COLUMBUS, Ohio (WCMH) – The City of Columbus’ plan to ban the sale of flavored tobacco products may be short-lived.
The Ohio General Assembly passed legislation Thursday morning prohibiting local governments from enacting their own restrictions on tobacco and alternative nicotine products, just days after Columbus City Council unanimously voted to bar flavored tobacco sales within city limits starting in 2024.
“Council is hopeful that Governor DeWine will stand up for kids by vetoing this legislation,” a council spokesperson said in a statement.
Folded into House Bill 513 on Tuesday, the amendment states that governance over smoking products “is a matter of general statewide concern that requires statewide regulation.” Rep. Jon Cross (R-Kenton), the primary sponsor of HB 513, said slashing municipalities’ say over tobacco products prevents the government from “once again” picking “winners and losers.”
“We wanna sit there and say, ‘Oh, don’t get fat, we’re gonna cancel double cheeseburgers! We’re gonna outlaw this; we’re gonna outlaw that,’” Cross said. “Do we want Columbus, Cleveland, Cincinnati, Kenton, Bellefontaine, Findlay saying, ‘Listen, just like the Mayor of New York did, we’re gonna get rid of the Big Gulp?’”
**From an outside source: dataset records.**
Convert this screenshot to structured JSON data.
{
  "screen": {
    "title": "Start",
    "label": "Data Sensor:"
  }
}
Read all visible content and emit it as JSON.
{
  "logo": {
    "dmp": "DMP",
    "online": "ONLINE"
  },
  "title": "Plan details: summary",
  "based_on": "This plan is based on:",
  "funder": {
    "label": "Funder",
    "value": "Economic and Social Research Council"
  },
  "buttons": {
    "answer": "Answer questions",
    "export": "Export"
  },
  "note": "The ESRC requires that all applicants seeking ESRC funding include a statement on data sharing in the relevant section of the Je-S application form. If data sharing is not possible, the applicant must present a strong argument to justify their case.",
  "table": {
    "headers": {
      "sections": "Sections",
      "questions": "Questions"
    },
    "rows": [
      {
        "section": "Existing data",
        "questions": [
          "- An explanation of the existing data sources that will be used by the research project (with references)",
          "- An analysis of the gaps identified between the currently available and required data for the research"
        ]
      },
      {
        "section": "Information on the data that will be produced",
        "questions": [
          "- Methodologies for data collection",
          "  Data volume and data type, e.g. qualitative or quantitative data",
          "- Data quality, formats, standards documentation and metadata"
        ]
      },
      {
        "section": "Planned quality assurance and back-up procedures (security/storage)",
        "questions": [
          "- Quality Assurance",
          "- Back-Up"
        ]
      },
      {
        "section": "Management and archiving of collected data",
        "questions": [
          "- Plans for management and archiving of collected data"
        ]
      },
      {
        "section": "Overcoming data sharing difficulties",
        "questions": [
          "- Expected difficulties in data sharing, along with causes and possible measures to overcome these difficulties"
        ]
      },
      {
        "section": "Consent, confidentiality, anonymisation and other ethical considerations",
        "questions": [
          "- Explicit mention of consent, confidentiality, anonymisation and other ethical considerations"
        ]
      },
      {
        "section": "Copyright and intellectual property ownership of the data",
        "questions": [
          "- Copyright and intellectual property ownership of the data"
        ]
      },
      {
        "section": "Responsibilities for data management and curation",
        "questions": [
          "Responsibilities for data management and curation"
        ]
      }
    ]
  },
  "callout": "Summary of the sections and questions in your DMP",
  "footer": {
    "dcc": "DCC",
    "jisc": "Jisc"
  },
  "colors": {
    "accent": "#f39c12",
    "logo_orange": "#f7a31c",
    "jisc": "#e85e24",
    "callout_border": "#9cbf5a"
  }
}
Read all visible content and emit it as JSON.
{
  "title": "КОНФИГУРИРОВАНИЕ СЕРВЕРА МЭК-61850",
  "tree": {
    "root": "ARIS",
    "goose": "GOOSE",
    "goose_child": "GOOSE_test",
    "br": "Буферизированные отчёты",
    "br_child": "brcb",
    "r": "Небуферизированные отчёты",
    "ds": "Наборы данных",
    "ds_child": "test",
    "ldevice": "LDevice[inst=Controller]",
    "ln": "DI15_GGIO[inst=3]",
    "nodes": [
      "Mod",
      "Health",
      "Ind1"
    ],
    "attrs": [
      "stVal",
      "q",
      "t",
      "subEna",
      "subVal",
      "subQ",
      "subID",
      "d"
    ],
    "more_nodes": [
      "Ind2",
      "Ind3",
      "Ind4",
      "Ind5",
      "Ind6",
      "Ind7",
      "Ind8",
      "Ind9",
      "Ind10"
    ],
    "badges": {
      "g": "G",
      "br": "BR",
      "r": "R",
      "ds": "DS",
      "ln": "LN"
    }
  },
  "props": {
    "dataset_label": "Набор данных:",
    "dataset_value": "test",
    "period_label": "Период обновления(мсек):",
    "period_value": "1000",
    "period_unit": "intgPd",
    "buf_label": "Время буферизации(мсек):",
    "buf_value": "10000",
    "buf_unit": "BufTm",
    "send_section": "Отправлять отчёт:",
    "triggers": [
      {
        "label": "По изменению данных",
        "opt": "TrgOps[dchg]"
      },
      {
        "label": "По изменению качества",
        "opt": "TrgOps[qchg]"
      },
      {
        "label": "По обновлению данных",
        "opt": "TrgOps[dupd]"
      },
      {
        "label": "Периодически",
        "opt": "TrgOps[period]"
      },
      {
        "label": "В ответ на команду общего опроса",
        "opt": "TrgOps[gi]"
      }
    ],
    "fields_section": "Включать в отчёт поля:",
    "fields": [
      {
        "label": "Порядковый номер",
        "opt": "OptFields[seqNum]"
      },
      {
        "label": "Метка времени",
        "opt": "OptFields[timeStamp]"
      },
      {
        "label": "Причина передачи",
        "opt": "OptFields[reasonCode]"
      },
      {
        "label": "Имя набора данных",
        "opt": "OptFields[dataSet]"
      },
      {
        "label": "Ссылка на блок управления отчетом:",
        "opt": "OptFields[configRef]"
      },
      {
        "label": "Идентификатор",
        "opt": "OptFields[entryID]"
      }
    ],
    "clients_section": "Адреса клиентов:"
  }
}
The state of Ohio generated more than $1.2 billion in tobacco-related revenue in 2021, according to the Campaign for Tobacco-Free Kids. One year later, the American Lung Association handed Ohio failing grades in three of five areas it assessed: tobacco prevention and cessation funding; tobacco taxes; and flavored tobacco products.
While Ohio spent $12.3 million for tobacco prevention in 2021, the state incurred a $5.6 billion loss in smoking-related healthcare costs and dished out $5.88 billion for smoking-caused losses in productivity, the Campaign for Tobacco-Free Kids found.
Rep. Beth Liston (D-Dublin), an internal medicine physician, rattled off a litany of smoking statistics from the Centers for Disease Control and Prevention as she spoke against the amendment: A single vaping pod holds 20 cigarettes’ worth of nicotine; 3.5 million middle and high school students use e-cigarettes; and e-cigarettes reversed nearly two decades of progress in reducing teen nicotine addiction.
Limiting local governments from regulating tobacco products, Liston said, violates “home rule,” a doctrine within the Ohio Constitution that provides local governments some autonomy to make decisions within their own communities.
“Communities are taking steps to try to protect their kids from the harmful impact of this targeting marketing campaign and the epidemic of teen vaping,” Liston said. “I see no rational reason to prevent them from doing so.”
Tobacco use claims the lives of 45,000 Black Americans every year, making it the No. 1 cause of preventable death in the Black community, according to the Campaign for Tobacco-Free Kids. Rep. Dontavius Jarrells (D-Columbus) said “this is real life for me,” as his grandfather died from smoking-related cancer a few years ago.
By blocking municipalities from enacting regulations on tobacco products, Jarrells told lawmakers that the General Assembly conveys a message: “Black people, in each part of this great state, when they die, they do not matter,” he said.
“The prohibition of local regulation of tobacco products and alternative nicotine products means this body is okay with 259,000 Ohio kids who are alive today will die prematurely from smoking-related disease,” Jarrells said, citing data from the American Cancer Society.
Though Columbus’ flavored tobacco ban passed unanimously after more than 15 hours of public hearings, it was not immune to controversy. Several business owners, including Ben Salah, the owner of Epic Puff smoke shop on North High Street, said the ordinance could force him to permanently close his business.
“If we are adults, you cannot tell adults what to do and what not to do,” Saleh told council members before they approved the ban. “This is their lives.”
Cross urged lawmakers to protect small business owners like Saleh from municipal government overstep. When the coronavirus pandemic hit, he said it wasn’t lawmakers who “saved Ohio.” It was the taxpayers who opened their pocketbooks, he argued.
“They bought cars, they ate at restaurants, they bought things,” Cross said. “Sales tax saved the day, but we wanna sit here and say you can’t buy this and you can’t buy that and to hell with retail?”
The state legislative challenge to Columbus’ flavored tobacco ban – which will move to Gov. Mike DeWine’s desk for consideration – comes one day after Attorney General Dave Yost filed suit against the city’s move to regulate firearms.